Human parotid saliva was collected and concentrated as described by Bennick and Connell (1971). Saliva from one donor (YL) was used to purify the basic PRPs named IB-1, IB-4, IB-8b (also known as Tz) and the glycosylated PRP known as PC₂. Saliva from a second donor (AB) was used to purify the basic PRP named IB-6 as YL was a null phenotype for this protein. Genetic typing of saliva was done by Dr K. Minaguchi, Tokyo Dental College, Japan. Basic PRPs and glycosylated PRP were purified essentially as described by Kauffman et al. (1991). To eliminate minor contaminants, glycosylated PRP was rechromatographed on Sephadex G-200 and IB-1, IB-4 and IB-8b were further purified on Bio-Gel P-10. IB-6 was purified by the same procedure except that chromatography was done on an FPLC system (Pharmacia) and Mono Q, Mono S and Superose 12 columns were used. An acidic PRP named PIF-s was purified as described by Hay et al. (1988).

Digestion of PIF-s with trypsin and subsequent purification of peptide Ty (residues 31–106) was by a published method. The C-terminal Tz peptide (residues 107–150) which is identical to the basic PRP named IB-8b, was purified from the mixture of basic PRPs. The N-terminal tryptic Tx peptide (residues 1–30) had previously been prepared. PIF-s was dephosphorylated as described by Minaguchi et al. (1988) and further purified by ion-exchange chromatography on a Mono Q column and gel filtration on a Superose 12 column using an FPLC system.

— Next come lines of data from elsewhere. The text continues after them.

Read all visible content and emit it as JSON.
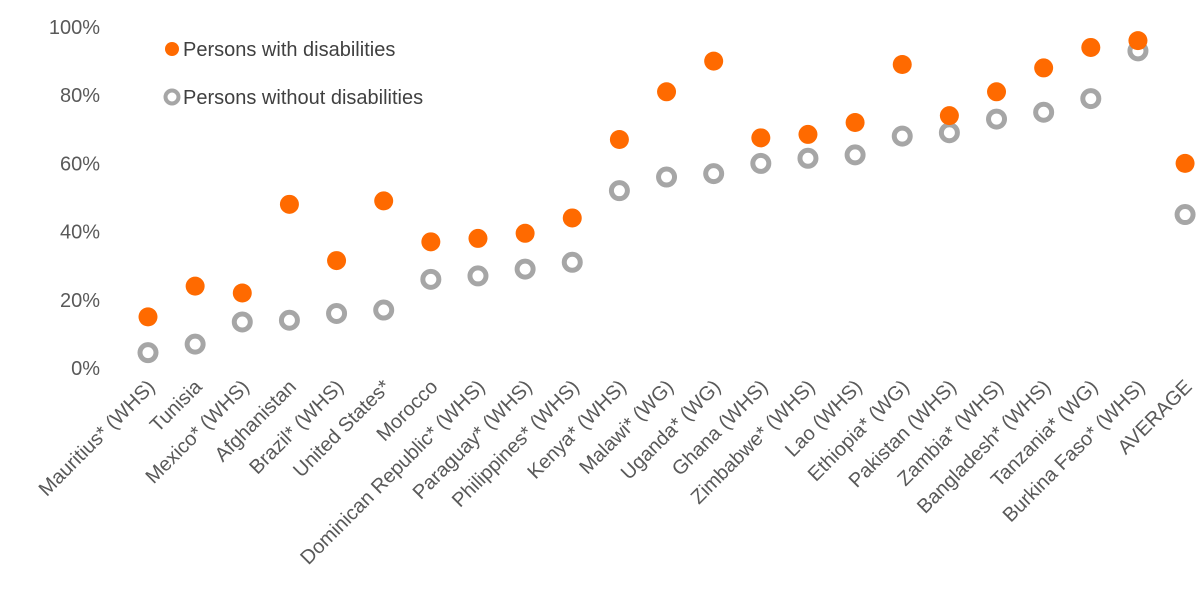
{
  "chart_data": {
    "type": "scatter",
    "title": "",
    "xlabel": "",
    "ylabel": "",
    "ylim": [
      0,
      100
    ],
    "y_ticks": [
      "0%",
      "20%",
      "40%",
      "60%",
      "80%",
      "100%"
    ],
    "grid": false,
    "legend_position": "top-left",
    "categories": [
      "Mauritius* (WHS)",
      "Tunisia",
      "Mexico* (WHS)",
      "Afghanistan",
      "Brazil* (WHS)",
      "United States*",
      "Morocco",
      "Dominican Republic* (WHS)",
      "Paraguay* (WHS)",
      "Philippines* (WHS)",
      "Kenya* (WHS)",
      "Malawi* (WG)",
      "Uganda* (WG)",
      "Ghana (WHS)",
      "Zimbabwe* (WHS)",
      "Lao (WHS)",
      "Ethiopia* (WG)",
      "Pakistan (WHS)",
      "Zambia* (WHS)",
      "Bangladesh* (WHS)",
      "Tanzania* (WG)",
      "Burkina Faso* (WHS)",
      "AVERAGE"
    ],
    "series": [
      {
        "name": "Persons with disabilities",
        "color": "#FF6A00",
        "marker": "filled-circle",
        "values": [
          15,
          24,
          22,
          48,
          31.5,
          49,
          37,
          38,
          39.5,
          44,
          67,
          81,
          90,
          67.5,
          68.5,
          72,
          89,
          74,
          81,
          88,
          94,
          96,
          60
        ]
      },
      {
        "name": "Persons without disabilities",
        "color": "#A6A6A6",
        "marker": "hollow-circle",
        "values": [
          4.5,
          7,
          13.5,
          14,
          16,
          17,
          26,
          27,
          29,
          31,
          52,
          56,
          57,
          60,
          61.5,
          62.5,
          68,
          69,
          73,
          75,
          79,
          93,
          45
        ]
      }
    ]
  }
}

N-linked carbohydrate sidechains were released from glycosylated PRP by incubation of 20 ?g with 50 mU of PNGase F for 3 days according to the manufacturer’s instructions. Protein cores (deglycosylated PRP) were purified from the digest by chromatography on a Superose 12 column using an FPLC system.

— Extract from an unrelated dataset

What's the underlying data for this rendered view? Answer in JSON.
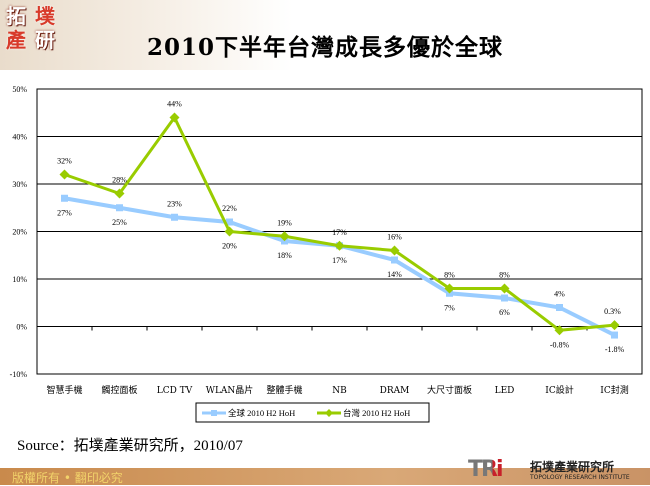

Protein purification was monitored by SDS–PAGE according to Laemmli (1970) and western blot using antibodies to human acidic PRPs, which crossreact extensively with other PRPs, was done as described by Spielman and Bennick, 1989.

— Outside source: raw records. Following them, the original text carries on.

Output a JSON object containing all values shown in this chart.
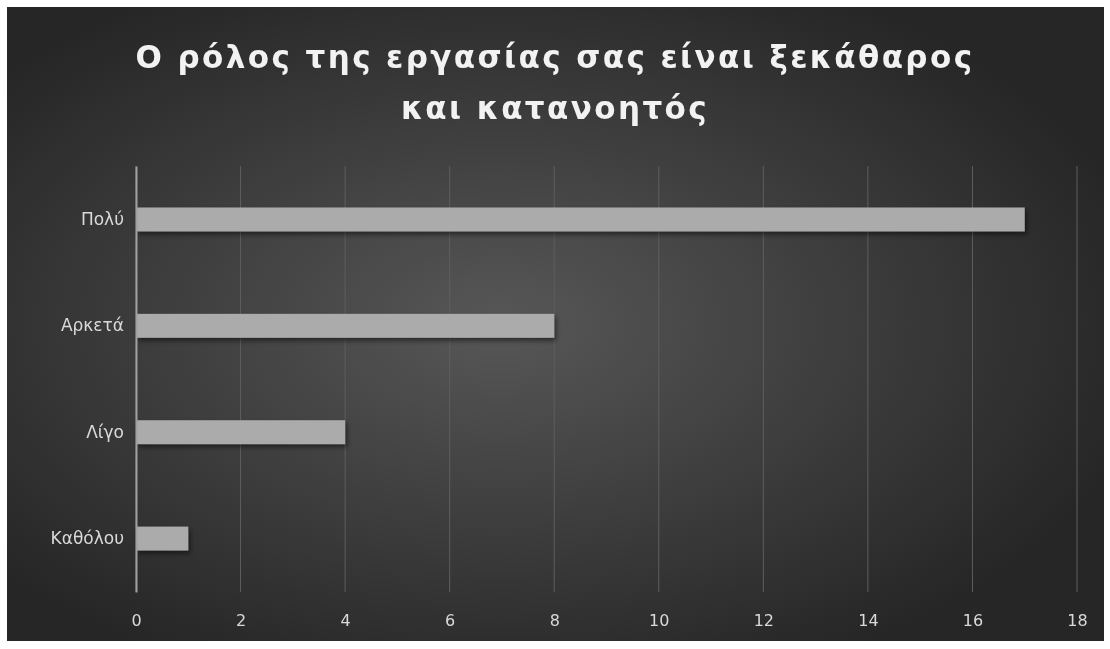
{
  "chart_data": {
    "type": "bar",
    "orientation": "horizontal",
    "title": "Ο ρόλος της εργασίας σας είναι ξεκάθαρος και κατανοητός",
    "categories": [
      "Πολύ",
      "Αρκετά",
      "Λίγο",
      "Καθόλου"
    ],
    "values": [
      17,
      8,
      4,
      1
    ],
    "color": "#ababab",
    "xlim": [
      0,
      18
    ],
    "xticks": [
      0,
      2,
      4,
      6,
      8,
      10,
      12,
      14,
      16,
      18
    ],
    "grid": "x"
  }
}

Protein samples were hydrolysed under vacuum in 6 M HCl containing 1% phenol at 110°C for 24 h. Amino acid analyses were done on a Waters PICO-TAG system. Mass-spectroscopic analyses of protein samples were done on a PE SCIEX API-III mass spectrometer. Sugar analysis was done with a high-performance anion-exchange Dionex system. For the analysis of neutral sugar contained in glycosylated and deglycosylated PRP, protein samples were hydrolysed in 6 N HCl under nitrogen for 1 h at 100°C. The procedure was the same for analysis of sialic acid except that hydrolysis was done in 33.3% trifluoroacetic acid for 1 h at 80°C.